Join KERA and the Kimbell Art Museum for a discussion exploring ambitious plans for three new museums and cultural centers in Fort Worth: the National Juneteenth Museum, the Fort Worth African American Museum and Cultural Center, and the Fred Rouse Center for Arts and Community Healing. This State of the Arts conversation is hosted by KERA’s senior arts reporter, Jerome Weeks.
Seating is limited. Free, no registration required.

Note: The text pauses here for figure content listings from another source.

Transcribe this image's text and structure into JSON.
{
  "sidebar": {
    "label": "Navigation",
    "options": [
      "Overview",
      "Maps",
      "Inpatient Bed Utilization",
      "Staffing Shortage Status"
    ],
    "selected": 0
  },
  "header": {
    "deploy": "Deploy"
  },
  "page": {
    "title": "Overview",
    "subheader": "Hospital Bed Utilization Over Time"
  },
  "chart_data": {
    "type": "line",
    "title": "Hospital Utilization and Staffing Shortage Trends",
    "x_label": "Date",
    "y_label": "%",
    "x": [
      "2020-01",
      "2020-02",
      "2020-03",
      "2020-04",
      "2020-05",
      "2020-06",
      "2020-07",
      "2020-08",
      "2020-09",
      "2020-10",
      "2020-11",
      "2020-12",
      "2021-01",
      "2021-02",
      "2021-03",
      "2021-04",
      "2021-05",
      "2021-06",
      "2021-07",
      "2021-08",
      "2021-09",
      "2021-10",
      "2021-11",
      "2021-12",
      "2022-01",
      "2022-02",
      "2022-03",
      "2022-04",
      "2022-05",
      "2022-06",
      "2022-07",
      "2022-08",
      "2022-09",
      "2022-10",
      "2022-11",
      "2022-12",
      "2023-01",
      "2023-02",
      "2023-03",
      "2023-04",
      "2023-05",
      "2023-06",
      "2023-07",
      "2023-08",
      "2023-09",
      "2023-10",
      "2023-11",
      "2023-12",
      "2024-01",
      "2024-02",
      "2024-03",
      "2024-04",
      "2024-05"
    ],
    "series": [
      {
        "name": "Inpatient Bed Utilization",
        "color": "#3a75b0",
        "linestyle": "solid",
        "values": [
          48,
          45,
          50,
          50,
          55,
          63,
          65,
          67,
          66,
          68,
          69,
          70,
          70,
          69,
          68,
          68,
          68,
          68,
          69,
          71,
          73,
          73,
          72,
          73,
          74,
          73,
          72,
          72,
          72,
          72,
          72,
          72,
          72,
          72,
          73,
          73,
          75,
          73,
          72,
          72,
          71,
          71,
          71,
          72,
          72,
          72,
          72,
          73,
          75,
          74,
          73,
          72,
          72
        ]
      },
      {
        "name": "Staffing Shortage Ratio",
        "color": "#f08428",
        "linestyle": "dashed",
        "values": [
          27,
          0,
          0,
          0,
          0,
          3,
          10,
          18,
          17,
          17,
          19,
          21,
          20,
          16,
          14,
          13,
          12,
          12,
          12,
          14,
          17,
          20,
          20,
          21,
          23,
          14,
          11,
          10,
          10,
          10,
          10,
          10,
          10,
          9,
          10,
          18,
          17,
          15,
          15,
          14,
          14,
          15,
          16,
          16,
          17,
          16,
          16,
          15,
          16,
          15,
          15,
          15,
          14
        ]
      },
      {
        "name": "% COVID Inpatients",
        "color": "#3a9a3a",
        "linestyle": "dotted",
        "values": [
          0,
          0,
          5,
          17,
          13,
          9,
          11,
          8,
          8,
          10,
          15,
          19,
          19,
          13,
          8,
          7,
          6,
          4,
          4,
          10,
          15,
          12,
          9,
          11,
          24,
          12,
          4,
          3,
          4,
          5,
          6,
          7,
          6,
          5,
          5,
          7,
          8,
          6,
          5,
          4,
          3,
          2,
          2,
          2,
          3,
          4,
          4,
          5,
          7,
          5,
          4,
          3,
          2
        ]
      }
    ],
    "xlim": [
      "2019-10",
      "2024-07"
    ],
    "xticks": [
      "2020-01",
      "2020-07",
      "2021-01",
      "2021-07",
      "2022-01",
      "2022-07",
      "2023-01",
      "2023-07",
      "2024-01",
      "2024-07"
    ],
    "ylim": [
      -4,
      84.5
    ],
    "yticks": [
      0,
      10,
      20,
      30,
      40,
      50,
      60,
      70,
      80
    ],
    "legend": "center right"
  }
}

- Dr. John Barnett Jr., Co-chair of the Fort Worth African American Museum and Cultural Center steering committee
- Opal Lee, Honorary Chair of the National Juneteenth Museum
- Adam McKinney, Transform 1012 with the Fred Rouse Center for Arts and Community Healing
- Dione Sims, Founding Executive Director of the National Juneteenth Museum
DR. JOHN L. BARNETT, JR.
Dr. John L. Barnett, Jr. began practicing pediatric dentistry in 1978 in New Orleans, Louisiana. During his time in New Orleans, Dr. Barnett was active in organized dentistry as a member of the American Dental Association, the National Dental Association and the American Academy of Pediatric Dentistry. Dr. Barnett has served as president of the Pelican State Dental Association, president of the Louisiana Academy of Pediatric Dentistry and chairman of the Medicaid Task Force for the Louisiana Dental Association. For over twenty years, Dr. Barnett served as an associate professor at the LSU School of Dentistry.
Known as the “Grandmother of Juneteenth,” Ms. Opal Lee was present on June 17, 2021, when President Joe Biden signed the Juneteenth National Independence Day Act bill that established June 19 or “Juneteenth” a federal holiday. Opal Lee was born in Marshal, Texas in 1926 and moved to Fort Worth in 1937. At the age of 12, her family’s home was destroyed by a white mob. Ms. Lee is the former Chairman of the Community Food Bank. She currently serves on the board of Unity Unlimited, Inc. and Transform 1012 N. Main Street. She is a Board Member and Honorary Chair of the National Juneteenth Museum. She has received three honorary doctorates, was named 2021 Texan of the Year by The Dallas Morning News editorial board, the 2021 Unsung Hero of the Pandemic, Fort Worth Inc.’s 2022 Person of the Year and most recently was nominated for the Nobel Peace Prize.
ADAM W. MCKINNEY
Adam W. McKinney is a dancer, choreographer and activist. McKinney holds a B.F.A. in Dance Performance from Butler University and an M.A. in Dance studies with concentrations in race and trauma theories from New York University. Formerly a dancer with Alvin Ailey American Dance Theater, among other internationally renowned dance companies, McKinney is currently an associate professor of dance in the School for Classical & Contemporary Dance at Texas Christian University in Fort Worth. He, alongside his husband Daniel Banks, is the co-artistic director of DNAWORKS, an arts and service organization committed to healing through the arts and dialogue. McKinney serves as president of Tarrant County Coalition for Peace and Justice, a Fort Worth-based social justice organization, and as co-secretary and founding board member of Transform 1012 N. Main Street, the project to transform Fort Worth’s former KKK auditorium into The Fred Rouse Center for Arts and Community Healing.
Dione Sims is a Software Quality Manager and is involved in many community organizations. She is the President and Founder of Unity Unlimited, Inc., a non-profit that focuses on providing opportunities to build collaboration and understanding through educational activities and training to enrich the lives of humanity. She is the producer of the annual Juneteenth Fort Worth Celebration with her grandmother Opal Lee. She currently serves as the Founding Executive Director of the National Juneteenth Museum. She is immediate past president of the Fort Worth Association of Federated Women’s Clubs (FWAFWC). She serves on several community advisory boards including BRAVE/R Together where she champions for equitable solutions for her community.